Sul sito internet realizzato da Uncem www.borghialpini.it, vi è anche la scheda di Lauzet. “La frazione è composta da quattro baite che formano un piccolo borgo, nel quale ogni baita protegge ed è protetta dalle vicine – spiega l’arch. Ferraris – Appena più a monte del Lauzet, in località detta Prà Brun, si trovano due belle baite già restaurate e recuperate nel pieno rispetto della tradizione. Invece più a valle, la frazione di Autagnas, è ancora in stato di abbandono, ma per la sua bellezza è meritevole di un attento e accurato recupero edilizio”. Le baite del Lauzet, come quasi tutte quelle dell’alta Val di Susa, rispettano un preciso disegno planimetrico: al piano terreno si trova la stalla, a volte la cucina, al primo piano le camere e depositi, al secondo livello sotto la copertura, protetto da un tetto in scandole di legno ben ventilato, trova posto il fienile.
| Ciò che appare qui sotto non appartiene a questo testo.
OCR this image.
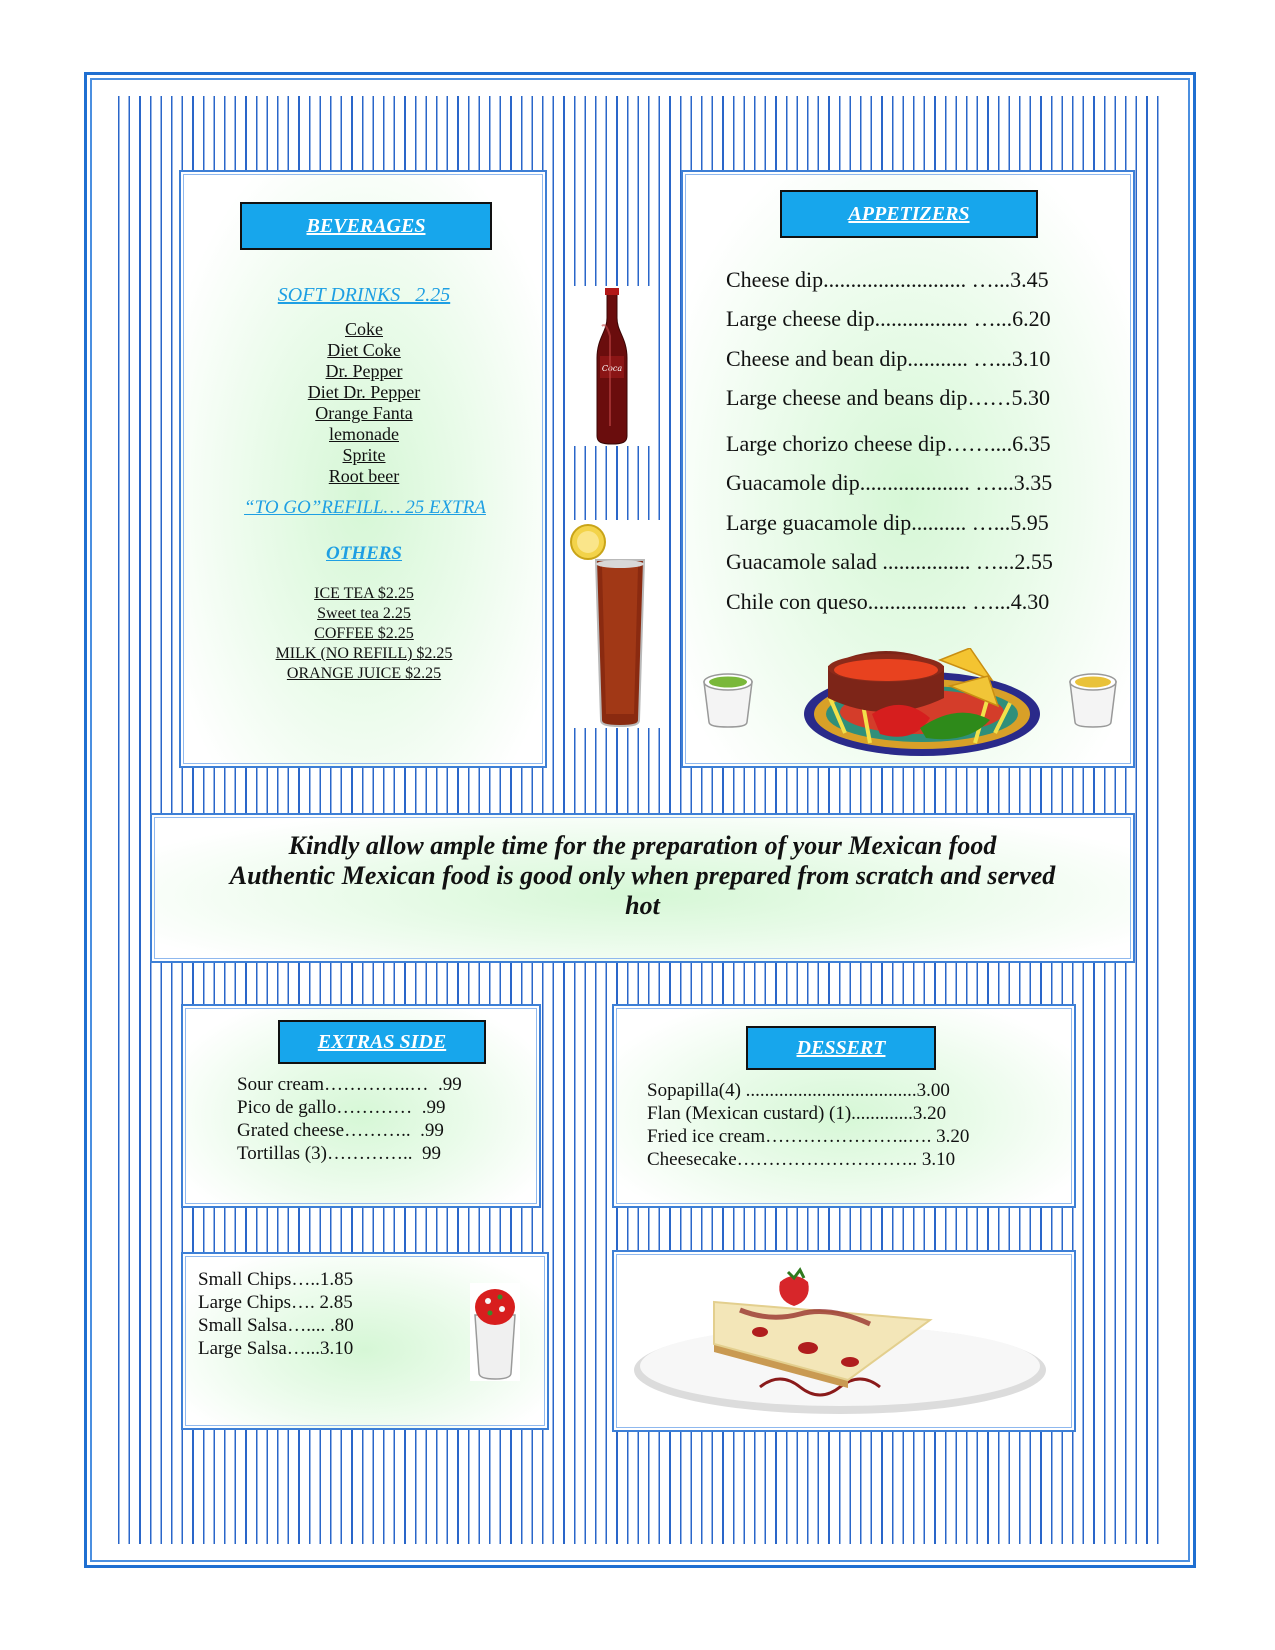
BEVERAGES
SOFT DRINKS   2.25
Coke
Diet Coke
Dr. Pepper
Diet Dr. Pepper
Orange Fanta
lemonade
Sprite
Root beer
“TO GO”REFILL… 25 EXTRA
OTHERS
ICE TEA $2.25
Sweet tea 2.25
COFFEE $2.25
MILK (NO REFILL) $2.25
ORANGE JUICE $2.25
Coca
APPETIZERS
Cheese dip.......................... …...3.45
Large cheese dip................. …...6.20
Cheese and bean dip........... …...3.10
Large cheese and beans dip……5.30
Large chorizo cheese dip……....6.35
Guacamole dip.................... …...3.35
Large guacamole dip.......... …...5.95
Guacamole salad ................ …...2.55
Chile con queso.................. …...4.30
Kindly allow ample time for the preparation of your Mexican food
Authentic Mexican food is good only when prepared from scratch and served
hot
EXTRAS SIDE
Sour cream…………..…  .99
Pico de gallo…………  .99
Grated cheese………..  .99
Tortillas (3)…………..  99
DESSERT
Sopapilla(4) ....................................3.00
Flan (Mexican custard) (1).............3.20
Fried ice cream…………………..…. 3.20
Cheesecake……………………….. 3.10
Small Chips…..1.85
Large Chips…. 2.85
Small Salsa….... .80
Large Salsa…...3.10
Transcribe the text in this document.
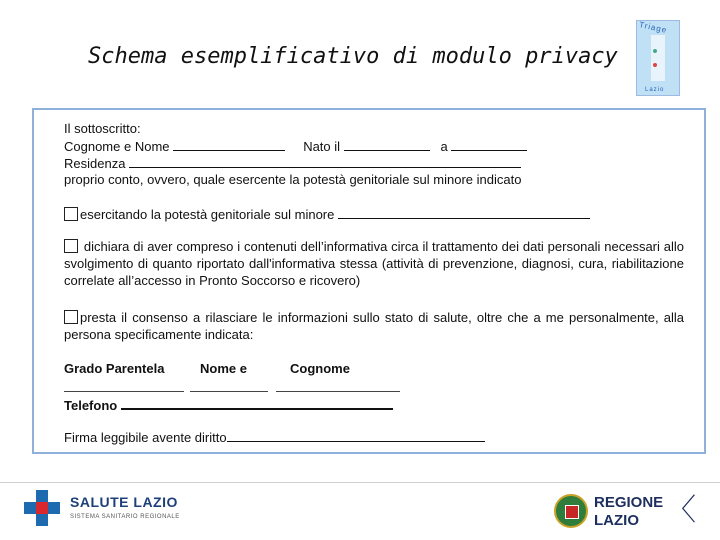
Schema esemplificativo di modulo privacy
Triage
Lazio
Il sottoscritto:
Cognome e Nome	Nato il	a
Residenza
proprio conto, ovvero, quale esercente la potestà genitoriale sul minore indicato
esercitando la potestà genitoriale sul minore
dichiara di aver compreso i contenuti dell’informativa circa il trattamento dei dati personali necessari allo svolgimento di quanto riportato dall'informativa stessa (attività di prevenzione, diagnosi, cura, riabilitazione correlate all’accesso in Pronto Soccorso e ricovero)
presta il consenso a rilasciare le informazioni sullo stato di salute, oltre che a me personalmente, alla persona specificamente indicata:
Grado Parentela	Nome e	Cognome
Telefono
Firma leggibile avente diritto
SALUTE LAZIO
SISTEMA SANITARIO REGIONALE
REGIONE
LAZIO 〈
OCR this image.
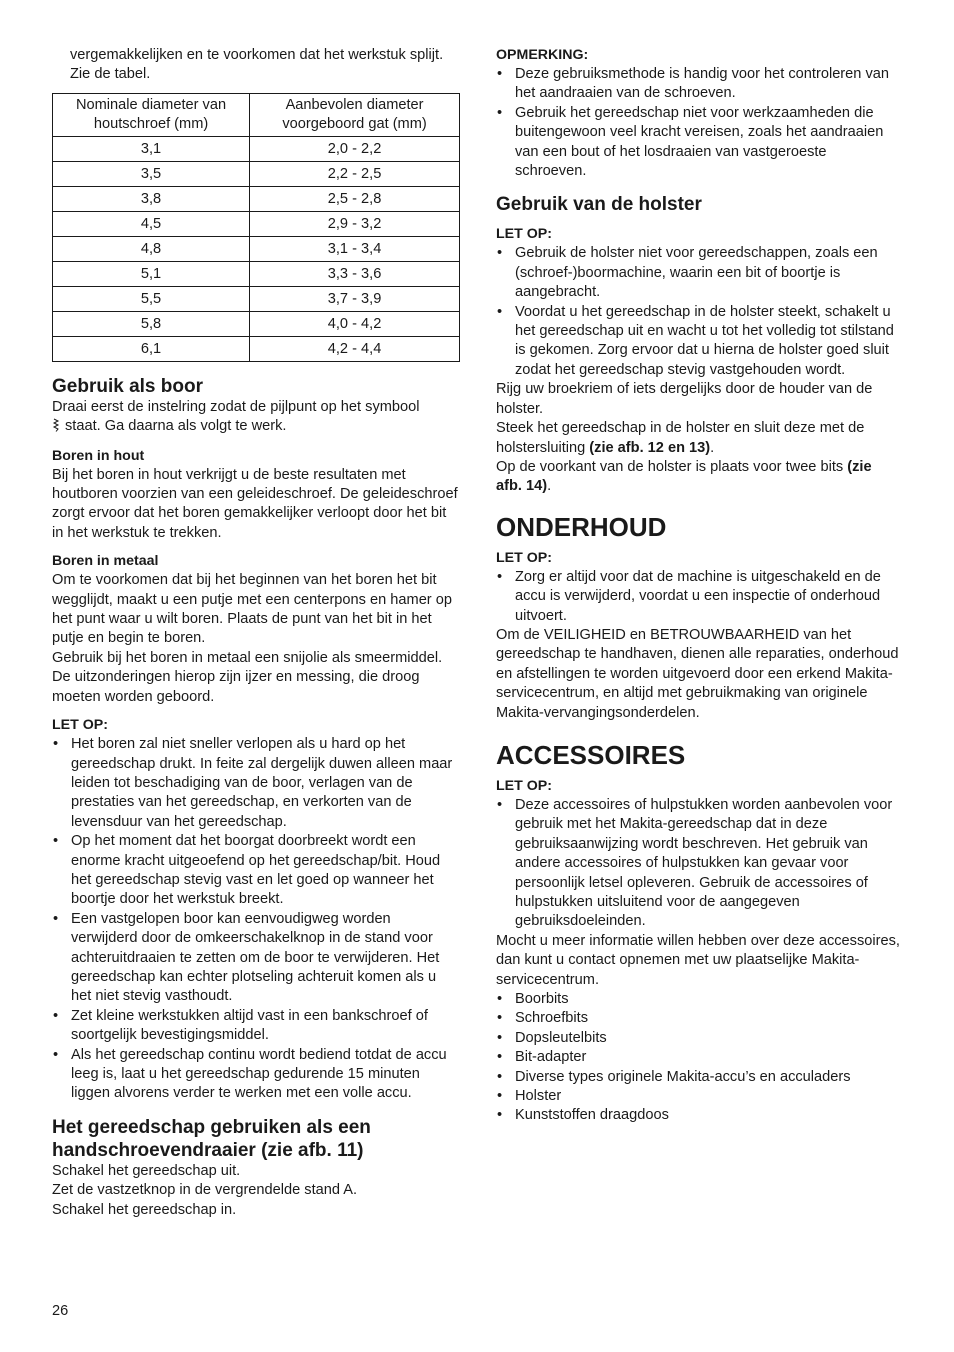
vergemakkelijken en te voorkomen dat het werkstuk splijt. Zie de tabel.

Nominale diameter van houtschroef (mm)	Aanbevolen diameter voorgeboord gat (mm)
3,1	2,0 - 2,2
3,5	2,2 - 2,5
3,8	2,5 - 2,8
4,5	2,9 - 3,2
4,8	3,1 - 3,4
5,1	3,3 - 3,6
5,5	3,7 - 3,9
5,8	4,0 - 4,2
6,1	4,2 - 4,4
Gebruik als boor

Draai eerst de instelring zodat de pijlpunt op het symbool
staat. Ga daarna als volgt te werk.

Boren in hout

Bij het boren in hout verkrijgt u de beste resultaten met houtboren voorzien van een geleideschroef. De geleideschroef zorgt ervoor dat het boren gemakkelijker verloopt door het bit in het werkstuk te trekken.

Boren in metaal

Om te voorkomen dat bij het beginnen van het boren het bit wegglijdt, maakt u een putje met een centerpons en hamer op het punt waar u wilt boren. Plaats de punt van het bit in het putje en begin te boren.

Gebruik bij het boren in metaal een snijolie als smeermiddel. De uitzonderingen hierop zijn ijzer en messing, die droog moeten worden geboord.

LET OP:
• Het boren zal niet sneller verlopen als u hard op het gereedschap drukt. In feite zal dergelijk duwen alleen maar leiden tot beschadiging van de boor, verlagen van de prestaties van het gereedschap, en verkorten van de levensduur van het gereedschap.
• Op het moment dat het boorgat doorbreekt wordt een enorme kracht uitgeoefend op het gereedschap/bit. Houd het gereedschap stevig vast en let goed op wanneer het boortje door het werkstuk breekt.
• Een vastgelopen boor kan eenvoudigweg worden verwijderd door de omkeerschakelknop in de stand voor achteruitdraaien te zetten om de boor te verwijderen. Het gereedschap kan echter plotseling achteruit komen als u het niet stevig vasthoudt.
• Zet kleine werkstukken altijd vast in een bankschroef of soortgelijk bevestigingsmiddel.
• Als het gereedschap continu wordt bediend totdat de accu leeg is, laat u het gereedschap gedurende 15 minuten liggen alvorens verder te werken met een volle accu.
Het gereedschap gebruiken als een handschroevendraaier (zie afb. 11)

Schakel het gereedschap uit.

Zet de vastzetknop in de vergrendelde stand A.

Schakel het gereedschap in.

OPMERKING:
• Deze gebruiksmethode is handig voor het controleren van het aandraaien van de schroeven.
• Gebruik het gereedschap niet voor werkzaamheden die buitengewoon veel kracht vereisen, zoals het aandraaien van een bout of het losdraaien van vastgeroeste schroeven.
Gebruik van de holster
LET OP:
• Gebruik de holster niet voor gereedschappen, zoals een (schroef-)boormachine, waarin een bit of boortje is aangebracht.
• Voordat u het gereedschap in de holster steekt, schakelt u het gereedschap uit en wacht u tot het volledig tot stilstand is gekomen. Zorg ervoor dat u hierna de holster goed sluit zodat het gereedschap stevig vastgehouden wordt.

Rijg uw broekriem of iets dergelijks door de houder van de holster.

Steek het gereedschap in de holster en sluit deze met de holstersluiting (zie afb. 12 en 13).

Op de voorkant van de holster is plaats voor twee bits (zie afb. 14).

ONDERHOUD
LET OP:
• Zorg er altijd voor dat de machine is uitgeschakeld en de accu is verwijderd, voordat u een inspectie of onderhoud uitvoert.

Om de VEILIGHEID en BETROUWBAARHEID van het gereedschap te handhaven, dienen alle reparaties, onderhoud en afstellingen te worden uitgevoerd door een erkend Makita-servicecentrum, en altijd met gebruikmaking van originele Makita-vervangingsonderdelen.

ACCESSOIRES
LET OP:
• Deze accessoires of hulpstukken worden aanbevolen voor gebruik met het Makita-gereedschap dat in deze gebruiksaanwijzing wordt beschreven. Het gebruik van andere accessoires of hulpstukken kan gevaar voor persoonlijk letsel opleveren. Gebruik de accessoires of hulpstukken uitsluitend voor de aangegeven gebruiksdoeleinden.

Mocht u meer informatie willen hebben over deze accessoires, dan kunt u contact opnemen met uw plaatselijke Makita-servicecentrum.

• Boorbits
• Schroefbits
• Dopsleutelbits
• Bit-adapter
• Diverse types originele Makita-accu’s en acculaders
• Holster
• Kunststoffen draagdoos
26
Lo caratterizza una esposizione al sole invidiabile, che lo fece scegliere dalle popolazioni locali per lo sviluppo delle attività di pastorizia, per accedere ai pascoli più alti come alpeggi durante la stagione estiva.
Le Baite del Lauzet sono state costruite quattro secoli fa con pietre locali, tronchi e scandole di larice, tutti materiale presi a poche centinaia di metri di distanza: appartengono a quel luogo, a quella montagna, quasi come se “trasudassero” dalla montagna stessa, e dal lavoro dei pastori. Poi l’abbandono dei pastori. Le baite ridotte a ruderi. E oggi il recupero. “Con un gruppo di amici – spiega Giorgio Ferraris – abbiamo deciso di intraprendere la strada del recupero del borgo del Lauzet. Una delle attività più complicate è stata rintracciare e connettersi con gli eredi dei proprietari per condurre le trattative per l’acquisto dei ruderi. Ci siamo riusciti. I lavori oggi interessano l’intera borgata, come nel progetto presentato all’amministrazione del Comune di Cesana Torinese e all’Ufficio Tecnico del Comune”.
Il recupero di un borgo come Lauzet – vista l’altitudine (1700 metri slm!), la difficoltà nel rintracciare gli eredi dei proprietari, le normative (assurde) che limitano “l’aumento del carico antropico”, le questioni geologiche – è un’impresa quasi eroica. Secondo Giorgio Ferraris, “serve comunque una modifica delle normative, per far sì che in futuro anche altre iniziative possano permettere non solo il ‘non consumo di aree libere’, ma allo stesso tempo il recupero delle storiche baite esistenti, anche laddove il degrado e l’abbandono ne avessero compromesso l’integrità, e anche dove la normativa geologica limitasse gli interventi del recupero stesso, o addirittura, e incomprensibilmente, assegnasse il diritto di recupero ai soli agricoltori”.
“Il lavoro di Uncem sul recupero di borghi alpini prosegue. Lauzet dimostra che la strada è giusta – afferma Bussone – Vi sono 19 milioni di euro di fondi UE del Psr, per gli Enti locali, che verranno messi a bando dal Settore Montagna della Regione nei prossimi mesi. Ma soprattutto vi sono sempre più privati che recuperano baite e ruderi, ma anche imprese e società del real estate che vogliono investire risorse nelle nostre valli, per realizzare ad esempio alberghi diffusi, tipologia alberghiera unica, che altri Paesi ci invidiano. Borghi smart e green, dove innovazione, agricoltura e turismo sono i perni dello sviluppo”.
Ottima notizia. Quelle case così silenziosamente loquaci meritavano questa attenzione. Bravi!